Der Versailler Vertrag oder 1 gegen 27
Der Friedensvertrag wird im Spiegelsaal von Versailles unterzeichnet. Deutschland sieht sich 27 Vertragspartnern gegenüber, die - wenig überraschend - am längeren Hebel sitzen. Die Versuche von deutscher Seite den Vertragstext nachzuverhandeln sind gescheitert. Die Gruppe von 27 hatte den Vertragstext mühsam untereinander ausgehandelt und war keinesfalls bereit ihn aufgrund deutscher, innenpolitisch motivierter Gründe erneut aufzuschnüren.
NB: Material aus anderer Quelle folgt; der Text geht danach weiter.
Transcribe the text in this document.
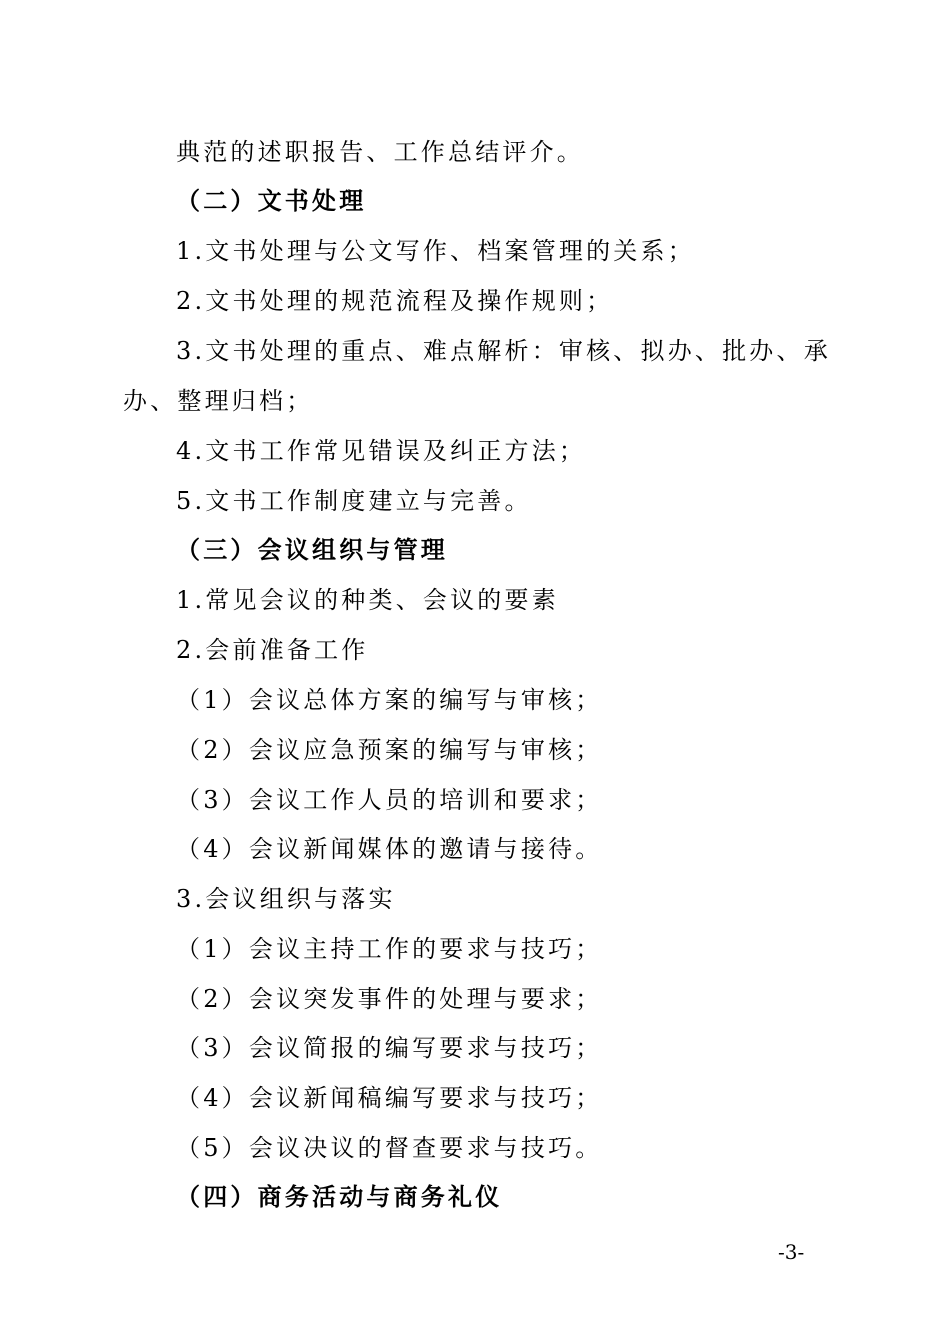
典范的述职报告、工作总结评介。
（二）文书处理
1.文书处理与公文写作、档案管理的关系；
2.文书处理的规范流程及操作规则；
3.文书处理的重点、难点解析：审核、拟办、批办、承
办、整理归档；
4.文书工作常见错误及纠正方法；
5.文书工作制度建立与完善。
（三）会议组织与管理
1.常见会议的种类、会议的要素
2.会前准备工作
（1）会议总体方案的编写与审核；
（2）会议应急预案的编写与审核；
（3）会议工作人员的培训和要求；
（4）会议新闻媒体的邀请与接待。
3.会议组织与落实
（1）会议主持工作的要求与技巧；
（2）会议突发事件的处理与要求；
（3）会议简报的编写要求与技巧；
（4）会议新闻稿编写要求与技巧；
（5）会议决议的督查要求与技巧。
（四）商务活动与商务礼仪
-3-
Fast fühlt man sich an die aktuellen Brexit-Verhandlungen erinnert.
Volltext:
Die Vereinigten Staaten von Amerika, das Britische Reich, Frankreich, Italien und Japan, die in dem gegenwärtigen Vertrag als die alliierten und assoziierten Hauptmächte bezeichnet sind,
Belgien, Bolivien, Brasilien, China, Cuba, Ecuador, Griechenland, Guatemala, Haiti, Hedschas [d.i. der Vorläufer Saudi-Arabiens, Anm.], Honduras, Liberia, Nicaragua, Panama, Peru, Polen, Portugal, Rumänien, der serbisch-kroatisch-slovenische Staat, Siam [d.i. Thailand, Anm.], die Tschecho-Slowakei und Uruguay, die mit den obenbezeichneten Hauptmächten die alliierten und assoziierten Mächte bilden,einerseits und Deutschland andererseits,
in Anbetracht, daß auf den Antrag der Kaiserlich-Deutschen Regierung am 11. November Deutschland von den alliierten und assoziierten Hauptmächten ein Waffenstillstand mit dem Ziele demnächstigen Friedensschlusses bewilligt worden ist, daß die alliierten und assoziierten Mächte gleichfalls den Wunsch haben, an die Stelle des Krieges, in den sie nacheinander unmittelbar oder mittelbar verwickelt worden sind und der in der Kriegserklärung Österreich-Ungarns an Serbien vom 28. Juli 1914, in den Kriegserklärungen Deutschlands an Rußland vom 1. August 1914 und an Frankreich vom 3. August 1914 sowie in dem Einfall in Belgien seinen Ursprung hat, einen festen, gerechten und dauerhaften Frieden treten zu lassen; zu diesem Zweck sind die Hohen vertragsschließenden Teile […] nach Austausch ihrer für gut und richtig befundenen Vollmachten über folgende Bestimmungen übereingekommen:
[…]
Teil I. Völkerbundssatzung (Art. 1-26)
In der Erwägung, daß es zur Förderung der Zusammenarbeit unter den Nationen und zur Gewährleistung des internationalen Friedens und der internationalen Sicherheit wesentlich ist,
bestimmte Verpflichtungen zu übernehmen, nicht zum Kriege zu schreiten;
in aller Öffentlichkeit auf Gerechtigkeit und Ehre gegründete internationale Beziehungen zu unterhalten;
die Vorschriften des internationalen Rechts, die fürderhin als Richtschnur für das tatsächliche Verhalten der Regierungen anerkannt sind, genau zu beobachten,
die Gerechtigkeit herrschen zu lassen und alle Vertragsverpflichtungen in den gegenseitigen Beziehungen der organisierten Völker peinlich zu achten,
nehmen die Hohen vertragschließenden Teile die gegenwärtige Satzung, die den Völkerbund errichtet, an.
[…]
Teil II. Deutschlands Grenzen (Art. 27-30)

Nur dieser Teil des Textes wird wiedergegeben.